L’usignolo -parte quarta-

di Redazione Commenta

Al castello avevano fatto grandi preparativi. Le pareti e i pavimenti, che erano di porcellana, brillavano, illuminati da migliaia di lampade d’oro; i fiori più belli, quelli che tintinnavano, erano stati messi lungo i corridoi; c’era un correre continuo e una forte corrente d’aria, e così tutte le campanelline si misero a suonare e non fu più possibile capire niente.
In mezzo al grande salone dove stava l’imperatore era stato collocato un trespolo d’oro, su cui l’usignolo doveva posarsi c’era tutta la corte, e la piccola sguattera aveva avuto il permesso di stare dietro alla porta, dato che era stata insignita del titolo di “sguattera imperiale”.
Tutti indossavano i loro abiti migliori e tutti guardarono quel piccolo uccello grigio che l’imperatore salutò con un cenno.
L’usignolo cantò così deliziosamente che l’imperatore si commosse, le lacrime gli corsero lungo le guance, allora l’usignolo cantò ancora meglio e gli andò dritto al cuore. L’imperatore era così soddisfatto che diede ordine che l’usignolo portasse intorno al collo la sua pantofola d’oro. L’usignolo ringraziò ma disse che aveva già avuto la sua ricompensa.
«Ho visto le lacrime negli occhi dell’imperatore, questo è il tesoro più prezioso per me. Le lacrime di un imperatore hanno una potenza straordinaria. Dio sa che sono già stato ricompensato!» E cantò di nuovo con la sua dolcissima voce.
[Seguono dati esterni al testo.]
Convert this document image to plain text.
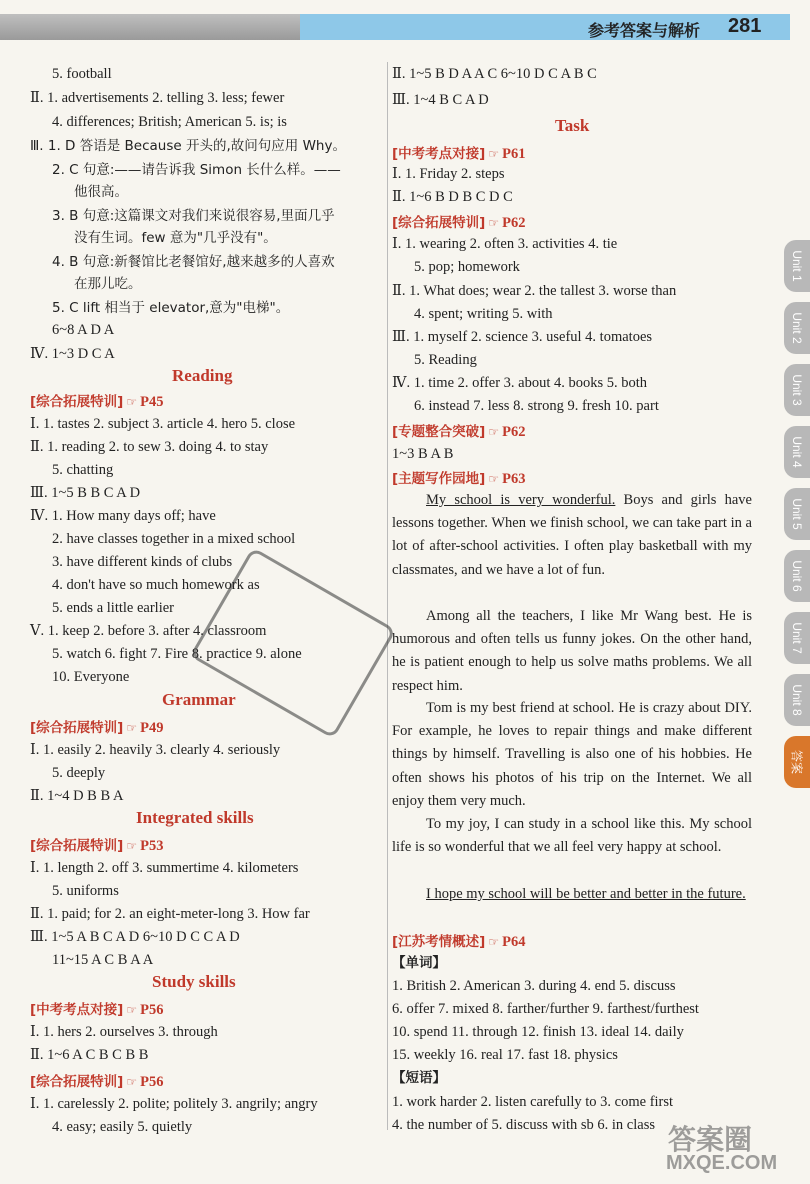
参考答案与解析 281
5. football
Ⅱ. 1. advertisements 2. telling 3. less; fewer
4. differences; British; American 5. is; is
Ⅲ. 1. D 答语是 Because 开头的,故问句应用 Why。
2. C 句意:——请告诉我 Simon 长什么样。——
他很高。
3. B 句意:这篇课文对我们来说很容易,里面几乎
没有生词。few 意为"几乎没有"。
4. B 句意:新餐馆比老餐馆好,越来越多的人喜欢
在那儿吃。
5. C lift 相当于 elevator,意为"电梯"。
6~8 A D A
Ⅳ. 1~3 D C A
Ⅰ. 1. tastes 2. subject 3. article 4. hero 5. close
Ⅱ. 1. reading 2. to sew 3. doing 4. to stay
5. chatting
Ⅲ. 1~5 B B C A D
Ⅳ. 1. How many days off; have
2. have classes together in a mixed school
3. have different kinds of clubs
4. don't have so much homework as
5. ends a little earlier
Ⅴ. 1. keep 2. before 3. after 4. classroom
5. watch 6. fight 7. Fire 8. practice 9. alone
10. Everyone
Ⅰ. 1. easily 2. heavily 3. clearly 4. seriously
5. deeply
Ⅱ. 1~4 D B B A
Ⅰ. 1. length 2. off 3. summertime 4. kilometers
5. uniforms
Ⅱ. 1. paid; for 2. an eight-meter-long 3. How far
Ⅲ. 1~5 A B C A D 6~10 D C C A D
11~15 A C B A A
Ⅰ. 1. hers 2. ourselves 3. through
Ⅱ. 1~6 A C B C B B
Ⅰ. 1. carelessly 2. polite; politely 3. angrily; angry
4. easy; easily 5. quietly
Reading
Grammar
Integrated skills
Study skills
[综合拓展特训] ☞ P45
[综合拓展特训] ☞ P49
[综合拓展特训] ☞ P53
[中考考点对接] ☞ P56
[综合拓展特训] ☞ P56
Ⅱ. 1~5 B D A A C 6~10 D C A B C
Ⅲ. 1~4 B C A D
Ⅰ. 1. Friday 2. steps
Ⅱ. 1~6 B D B C D C
Ⅰ. 1. wearing 2. often 3. activities 4. tie
5. pop; homework
Ⅱ. 1. What does; wear 2. the tallest 3. worse than
4. spent; writing 5. with
Ⅲ. 1. myself 2. science 3. useful 4. tomatoes
5. Reading
Ⅳ. 1. time 2. offer 3. about 4. books 5. both
6. instead 7. less 8. strong 9. fresh 10. part
1~3 B A B
1. British 2. American 3. during 4. end 5. discuss
6. offer 7. mixed 8. farther/further 9. farthest/furthest
10. spend 11. through 12. finish 13. ideal 14. daily
15. weekly 16. real 17. fast 18. physics
1. work harder 2. listen carefully to 3. come first
4. the number of 5. discuss with sb 6. in class
Task
[中考考点对接] ☞ P61
[综合拓展特训] ☞ P62
[专题整合突破] ☞ P62
[主题写作园地] ☞ P63
[江苏考情概述] ☞ P64
【单词】
【短语】
My school is very wonderful. Boys and girls have lessons together. When we finish school, we can take part in a lot of after-school activities. I often play basketball with my classmates, and we have a lot of fun.
Among all the teachers, I like Mr Wang best. He is humorous and often tells us funny jokes. On the other hand, he is patient enough to help us solve maths problems. We all respect him.
Tom is my best friend at school. He is crazy about DIY. For example, he loves to repair things and make different things by himself. Travelling is also one of his hobbies. He often shows his photos of his trip on the Internet. We all enjoy them very much.
To my joy, I can study in a school like this. My school life is so wonderful that we all feel very happy at school.
I hope my school will be better and better in the future.
Unit 1
Unit 2
Unit 3
Unit 4
Unit 5
Unit 6
Unit 7
Unit 8
答案
答案圈
MXQE.COM
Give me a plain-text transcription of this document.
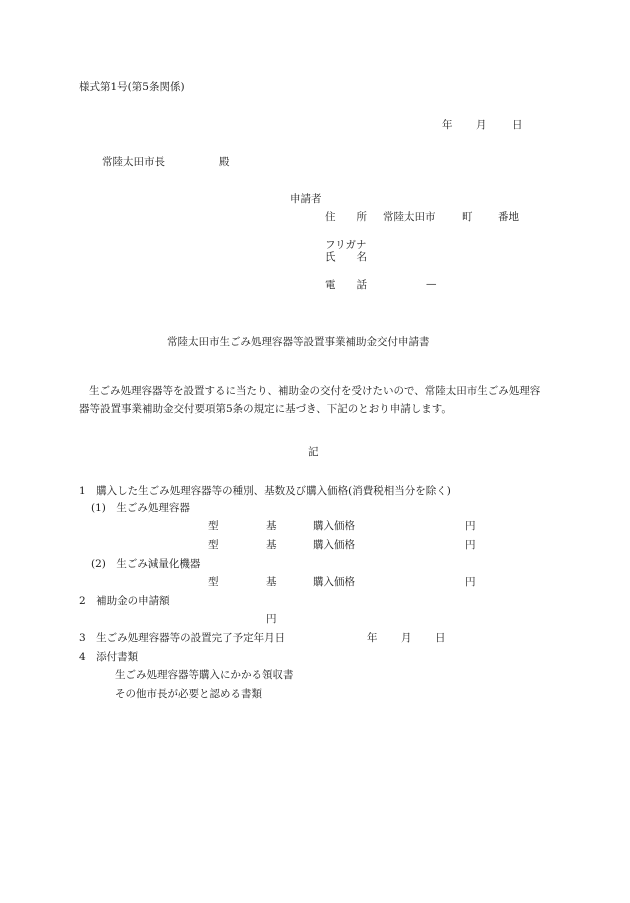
様式第1号(第5条関係)
年 月 日
常陸太田市長	殿
申請者
住　　所 常陸太田市	町 番地
フリガナ
氏　　名
電　　話	—
常陸太田市生ごみ処理容器等設置事業補助金交付申請書
生ごみ処理容器等を設置するに当たり、補助金の交付を受けたいので、常陸太田市生ごみ処理容器等設置事業補助金交付要項第5条の規定に基づき、下記のとおり申請します。
記
1　購入した生ごみ処理容器等の種別、基数及び購入価格(消費税相当分を除く)
(1)　生ごみ処理容器
型	基	購入価格	円
型	基	購入価格	円
(2)　生ごみ減量化機器
型	基	購入価格	円
2　補助金の申請額
円
3　生ごみ処理容器等の設置完了予定年月日	年 月 日
4　添付書類
生ごみ処理容器等購入にかかる領収書
その他市長が必要と認める書類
L’usignolo portò davvero gioia
«È la più amabile civetteria che io conosca!» dissero le dame di corte e si misero dell’acqua in bocca per fare glug, quando qualcuno avesse rivolto loro la parola, così credevano di essere anche loro degli usignoli. Anche i lacchè e le cameriere cominciarono a essere soddisfatti, e questa non è cosa da poco perché sono le persone più diffìcili da soddisfare. Sì, l’usignolo portò davvero la gioia!
Ora sarebbe rimasto a corte, in una gabbia tutta d’oro e con la possibilità di passeggiare due volte di giorno e una volta di notte. Ebbe a disposizione dodici servitori e tutti avevano un nastro di seta con cui lo tenevano stretto, dato che i nastri erano legati alla sua zampina. Non era certo un divertimento fare quelle passeggiate!

Quel meraviglioso uccello
Tutta la città parlava di quel meraviglioso uccello, e quando due persone si incontravano uno non diceva altro che: «Usi» e l’altro rispondeva: «Gnolo!» e poi sospiravano comprendendosi reciprocamente; undici figli di droghieri ricevettero il nome di quell’uccello, ma non uno di essi ebbe il dono di cantare bene.